На крюке над койкой висела рубашка Дада, погнутый стул был отодвинут от стола, постель застелена по-армейски. Возле двери стояла банка краски со свежими потеками.
— Меня стошнит, если мы не уйдем — прохрипел Вирджил. Его лицо начало зеленеть.
Фрэнклин, который чувствовал себя не лучше, попятился и закрыл дверь.
Они прошлись по свалке, где было пусто, как на лунной поверхности.
— Нет его, — сказал Фрэнклин. — Валяется пьяный где-нибудь в лесу.
— Фрэнк?
— Ну, чего еще?
— Дверь ведь заперта изнутри. Если его там нет, то кто же ее запер?
Пораженный, Фрэнклин повернулся и посмотрел на хижину. «Через окно», — хотел он сказать, но окно было всего-навсего прямоугольным отверстием, через которое Дад не смог бы протиснуться даже без горба.
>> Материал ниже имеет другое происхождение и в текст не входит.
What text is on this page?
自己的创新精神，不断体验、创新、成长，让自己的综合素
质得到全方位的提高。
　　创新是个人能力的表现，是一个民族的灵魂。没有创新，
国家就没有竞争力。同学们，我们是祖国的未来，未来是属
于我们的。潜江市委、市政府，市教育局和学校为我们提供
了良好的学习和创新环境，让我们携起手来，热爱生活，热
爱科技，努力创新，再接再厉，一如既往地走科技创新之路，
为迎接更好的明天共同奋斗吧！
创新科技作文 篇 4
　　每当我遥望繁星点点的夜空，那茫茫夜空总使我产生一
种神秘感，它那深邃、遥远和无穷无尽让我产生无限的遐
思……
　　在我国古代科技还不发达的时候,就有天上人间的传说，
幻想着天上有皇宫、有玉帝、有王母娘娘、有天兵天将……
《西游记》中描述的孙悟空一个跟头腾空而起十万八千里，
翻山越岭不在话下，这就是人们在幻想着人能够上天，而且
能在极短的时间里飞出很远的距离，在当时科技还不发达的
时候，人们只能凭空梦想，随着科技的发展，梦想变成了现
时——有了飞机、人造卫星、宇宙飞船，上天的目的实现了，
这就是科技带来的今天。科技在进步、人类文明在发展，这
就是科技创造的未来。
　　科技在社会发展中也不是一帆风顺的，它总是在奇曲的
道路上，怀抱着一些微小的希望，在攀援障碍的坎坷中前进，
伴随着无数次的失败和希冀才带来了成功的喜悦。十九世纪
— Брось, — сказал он с досадой. — Нет его, и ладно. Поехал отсюда.
Они влезли в пикап, и Фрэнклин почувствовал, как что-то пробивается сквозь опьянение — какое-то чувство жути, чувство, что случилось что-то страшное. Будто свалка имела сердце, и оно билось медленно и неостановимо. Ему вдруг захотелось побыстрее уехать.
— Что-то крыс не видно, — сказал Вирджил.
Ни крыс, ни кого; — только чайки. Фрэнклин попытался вспомнить, когда на свалке не было крыс. Он не помнил. И ему это тоже не понравилось.
— Может он рассыпал отраву, а, Фрэнк?
— Поехали, черт с ним, — сказал Фрэнклин.
После ужина Бена пустили к Мэтту Берку. Только посмотреть, пока Мэтт спит. Но кислородную подушку уже убрали, и сестра сказала, что завтра утром Мэтт почти наверняка сможет говорить.
Бен подумал, что он ужасно постарел. Лежа здесь, с торчащей из ворота больничной пижамы морщинистой шеей, он выглядел жалким и беззащитным. Если это правда, подумал Бен, то эти люди не поймут тебя, Мэтт. Ты попал в цитадель неверия, где кошмары лечат скальпелем и уколами, а не Библией или заклинаниями. Если в их стройной жизненной системе вдруг обнаружится зияющий пробел, они его просто не заметят. Не захотят замечать.
Он подошел к изголовью и осторожно приподнял голову Мэтта. На шее не было никаких отметин.
Он немного помедлил, потом подошел к шкафчику. Там лежали вещи Мэтта, а на внутренней ручке висел тот самый крест, с которым его видела Сьюзен.
Бен снял его и надел Мэтту на шею.
— Эй, что вы делаете?
У двери стояла сестра с уткой и кувшином воды.
— Надеваю ему крест, — сказал Бен.
— Он что, католик?
— Теперь да, — ответил Бен мрачно.
Уже стемнело, когда в дверь дома Сойеров на Дип-Кат-роуд тихонько постучали. Бонни Сойер с легкой улыбкой пошла открывать. На ней были только короткий передник и туфли на каблуках.
Когда она открыла дверь, глаза Кори Брайента расширились.
— Бо…, — только и сказал он. — Бо… Бо… Бонни?
— Что с тобой, Кори? — она непринужденно оперлась на ручку двери, зная, что это еще больше подчеркивает ее грудь. В то же время она скрестила ноги, предоставив ему любоваться ее бедрами.
— Бонни, а если…
— Телефонист? — спросила она, улыбаясь. Потом взяла его руку и положила на свою упругую грудь. — Послушай-ка мой телефон.
С отчаянной решимостью, как утопающий, схвативший сосок вместо соломинки, он притиснул ее к себе.
Его руки скользнули к ее ягодицам, и передник тревожно зашуршал, сдавленный их телами.